Il dollaro si sta, quindi, sempre più indebolendo nei confronti dell'euro.
Essendo un tasso di cambio bilaterale, la sua dinamica può modificarsi sia a causa di fattori
che influenzano il dollaro, sia a causa di fattori che influenzano l'euro.
Partendo dal dollaro, si può affermare che dall'insediamento di Donald Trump
alla Casa Bianca (novembre 2016), il dollaro ha intrapreso una dinamica di
indebolimento non solo nei confronti dell'euro ma anche nei confronti delle
principali valute mondiali, perdendo più dell'8% del suo valore. Infatti,
come si può osservare dal grafico sottostante, da novembre 2016 il tasso di
cambio effettivo del dollaro è passato da 109 a 100.
L'indebolimento del dollaro, quindi, trova spiegazione nell'operato del governo
Trump che negli ultimi mesi ha attuato politiche economiche che di fatto hanno
influenzato negativamente la dinamica del biglietto verde. Tra le più importanti, da ricordare la riforma fiscale appena varata e la strategia
commerciale protezionistica (dazi doganali su lavatrici e pannelli solari)
annunciata pochi giorni fa.
Ad aumentare le pressioni sul dollaro sono state le dichiarazioni di Steven Mnuchin,
segretario al tesoro Usa, e di Wilbur Ross, segretario al commercio americano,
durante il World Economic Forum tenuto a Davos questa settimana.
Entrambi, infatti, hanno alimentato i timori di una guerra valutaria: Mnuchin ha
affermato apertamente che l'indebolimento del dollaro non è preoccupante,
anzi che può contribuire al rilancio delle esportazioni e quindi dell'economia
Usa; Ross, invece, ha lasciato intendere che l'America sta ora salendo sulle
barricate di una guerra commerciale a favore delle imprese americane.

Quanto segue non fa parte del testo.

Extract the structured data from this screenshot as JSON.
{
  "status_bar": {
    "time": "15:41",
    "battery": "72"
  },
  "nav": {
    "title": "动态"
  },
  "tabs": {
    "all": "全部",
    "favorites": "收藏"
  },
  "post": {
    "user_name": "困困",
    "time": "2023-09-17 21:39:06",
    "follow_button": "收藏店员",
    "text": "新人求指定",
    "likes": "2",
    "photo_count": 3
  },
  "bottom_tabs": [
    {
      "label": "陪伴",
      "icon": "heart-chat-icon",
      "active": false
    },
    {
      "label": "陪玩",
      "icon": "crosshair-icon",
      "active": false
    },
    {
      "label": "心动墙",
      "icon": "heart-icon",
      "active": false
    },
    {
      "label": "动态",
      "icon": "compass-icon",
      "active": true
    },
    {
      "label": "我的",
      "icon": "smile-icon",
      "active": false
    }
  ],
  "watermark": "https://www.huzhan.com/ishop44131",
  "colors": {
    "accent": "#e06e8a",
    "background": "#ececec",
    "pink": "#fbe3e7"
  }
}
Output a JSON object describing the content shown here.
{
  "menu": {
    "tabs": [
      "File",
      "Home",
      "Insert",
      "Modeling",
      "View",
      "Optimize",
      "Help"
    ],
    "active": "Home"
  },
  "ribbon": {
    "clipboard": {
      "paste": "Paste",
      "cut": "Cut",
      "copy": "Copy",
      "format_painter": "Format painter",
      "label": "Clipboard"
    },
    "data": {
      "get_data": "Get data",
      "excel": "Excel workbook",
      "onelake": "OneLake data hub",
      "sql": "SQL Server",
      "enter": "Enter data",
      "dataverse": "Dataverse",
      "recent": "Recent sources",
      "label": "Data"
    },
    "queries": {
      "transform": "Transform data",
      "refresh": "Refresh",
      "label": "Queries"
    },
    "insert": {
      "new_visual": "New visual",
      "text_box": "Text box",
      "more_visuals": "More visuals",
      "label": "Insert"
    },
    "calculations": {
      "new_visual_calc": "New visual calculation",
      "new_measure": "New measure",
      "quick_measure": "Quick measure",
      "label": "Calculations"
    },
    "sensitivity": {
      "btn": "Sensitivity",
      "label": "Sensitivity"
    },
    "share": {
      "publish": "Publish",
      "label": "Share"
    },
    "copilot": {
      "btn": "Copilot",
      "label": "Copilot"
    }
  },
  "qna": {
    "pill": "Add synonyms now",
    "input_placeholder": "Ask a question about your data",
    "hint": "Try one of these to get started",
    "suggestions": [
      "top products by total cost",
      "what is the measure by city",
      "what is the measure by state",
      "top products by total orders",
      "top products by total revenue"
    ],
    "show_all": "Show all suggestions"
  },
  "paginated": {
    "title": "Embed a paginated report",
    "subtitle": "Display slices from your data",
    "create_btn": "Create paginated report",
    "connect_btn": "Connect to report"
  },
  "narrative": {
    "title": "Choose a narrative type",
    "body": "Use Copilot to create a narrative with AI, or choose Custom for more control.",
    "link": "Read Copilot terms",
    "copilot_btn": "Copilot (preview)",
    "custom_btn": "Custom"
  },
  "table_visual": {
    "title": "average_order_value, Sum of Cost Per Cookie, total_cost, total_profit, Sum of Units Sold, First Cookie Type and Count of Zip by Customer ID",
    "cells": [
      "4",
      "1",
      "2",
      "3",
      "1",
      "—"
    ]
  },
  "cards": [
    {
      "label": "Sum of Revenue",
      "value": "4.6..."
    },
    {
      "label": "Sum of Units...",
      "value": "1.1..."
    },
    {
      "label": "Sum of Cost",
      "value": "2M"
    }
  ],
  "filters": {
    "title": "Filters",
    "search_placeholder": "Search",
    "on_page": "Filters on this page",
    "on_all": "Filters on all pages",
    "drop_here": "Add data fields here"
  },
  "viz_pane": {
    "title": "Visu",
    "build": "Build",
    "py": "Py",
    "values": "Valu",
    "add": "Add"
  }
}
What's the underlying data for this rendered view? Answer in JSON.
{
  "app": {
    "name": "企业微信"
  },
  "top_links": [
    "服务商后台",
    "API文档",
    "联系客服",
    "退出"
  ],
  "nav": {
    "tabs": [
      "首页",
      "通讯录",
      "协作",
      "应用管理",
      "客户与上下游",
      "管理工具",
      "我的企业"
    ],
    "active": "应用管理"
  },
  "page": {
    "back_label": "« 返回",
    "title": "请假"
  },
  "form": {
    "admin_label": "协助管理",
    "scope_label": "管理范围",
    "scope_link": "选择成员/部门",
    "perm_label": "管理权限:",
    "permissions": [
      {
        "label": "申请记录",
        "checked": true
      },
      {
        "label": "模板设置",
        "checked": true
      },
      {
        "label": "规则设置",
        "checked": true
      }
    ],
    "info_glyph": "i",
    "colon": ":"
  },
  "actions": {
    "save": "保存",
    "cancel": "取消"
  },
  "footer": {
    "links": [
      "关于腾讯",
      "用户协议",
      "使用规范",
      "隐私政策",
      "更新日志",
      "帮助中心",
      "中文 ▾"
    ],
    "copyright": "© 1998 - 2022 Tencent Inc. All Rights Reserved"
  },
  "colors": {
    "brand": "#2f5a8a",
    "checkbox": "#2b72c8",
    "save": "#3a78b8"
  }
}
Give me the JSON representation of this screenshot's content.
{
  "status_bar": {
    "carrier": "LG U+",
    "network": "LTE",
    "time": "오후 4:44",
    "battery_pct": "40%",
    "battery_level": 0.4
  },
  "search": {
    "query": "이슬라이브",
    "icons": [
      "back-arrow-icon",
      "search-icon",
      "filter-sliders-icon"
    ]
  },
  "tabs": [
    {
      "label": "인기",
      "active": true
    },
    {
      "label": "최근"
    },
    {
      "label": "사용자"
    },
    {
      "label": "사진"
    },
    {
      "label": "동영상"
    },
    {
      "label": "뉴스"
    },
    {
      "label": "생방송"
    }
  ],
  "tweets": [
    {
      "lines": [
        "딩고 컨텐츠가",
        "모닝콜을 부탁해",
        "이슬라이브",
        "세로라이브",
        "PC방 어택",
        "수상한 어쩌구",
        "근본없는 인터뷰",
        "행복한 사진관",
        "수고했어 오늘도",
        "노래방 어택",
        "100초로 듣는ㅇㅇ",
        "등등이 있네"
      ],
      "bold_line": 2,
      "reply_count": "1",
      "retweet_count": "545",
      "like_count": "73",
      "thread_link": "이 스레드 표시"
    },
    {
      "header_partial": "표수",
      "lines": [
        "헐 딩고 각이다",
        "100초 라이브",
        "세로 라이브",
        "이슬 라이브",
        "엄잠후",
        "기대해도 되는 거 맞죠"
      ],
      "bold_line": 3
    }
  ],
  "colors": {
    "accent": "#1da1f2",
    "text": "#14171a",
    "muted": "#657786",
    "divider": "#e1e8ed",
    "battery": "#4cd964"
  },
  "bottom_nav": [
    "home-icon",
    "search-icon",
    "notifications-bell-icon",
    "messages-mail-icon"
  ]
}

Se questi fattori giustificano l'indebolimento del dollaro, d'altra parte bisogna
riconoscere che l'euro sta attraversando un periodo di particolare forza.
Come si può osservare dal grafico sotto riportato, da inizio anno, il tasso di cambio
effettivo dell'euro è aumentato del 6.2% attestandosi su un valore pari a 110.1.
Lo stesso Mario Draghi, durante il meeting di politica monetaria della Banca Centrale
Europea (BCE) tenutosi lo scorso giovedì, ha affermato che la crescita economica
dell'Unione europea ha si reso l'euro più forte, ma allo stesso tempo più volatile,
fattore che genera incertezza e che potrebbe incidere negativamente su altre variabili
economiche importanti, quali ad esempio il tasso d'inflazione.
Tuttavia, data la stabilità economica dell'unione, la forward guidance della BCE
non cambia lasciando invariati i tassi d'interesse (tassi sulle operazioni di
rifinanziamento principali, marginale e sui depositi rispettivamente pari
a 0%, 0.25% e -0.4%) e il quantitative easing (Qe), attualmente pari a 30
miliardi di euro al mese fino a settembre 2018.
Un'altra valuta che questa settimana ha subito un significativo apprezzamento è la Sterlina inglese.
I recenti dati rilasciati dal Office for National Statistics (ONS), agenzia governativa britannica,
hanno generato ottimismo sull'economia del Regno Unito.
La crescita economica dell'ultimo trimestre del 2017 ha superato le aspettative degli
analisti attestandosi su un valore pari a 0.5% (tasso di crescita del PIL congiunturale).
Inoltre, continuano le speculazioni sui negoziati Brexit che questa settimana sono stati oggetto
di discussione nel Forum di Davos e che, insieme ai dati ONS, hanno spinto la sterlina
ad apprezzarsi sia nei confronti del dollaro (2.7%) che nei confronti dell'euro (1.2%),
chiudendo la settimana con valori rispettivamente pari a 0.702 Sterline per dollaro e
0.873 Sterline per euro.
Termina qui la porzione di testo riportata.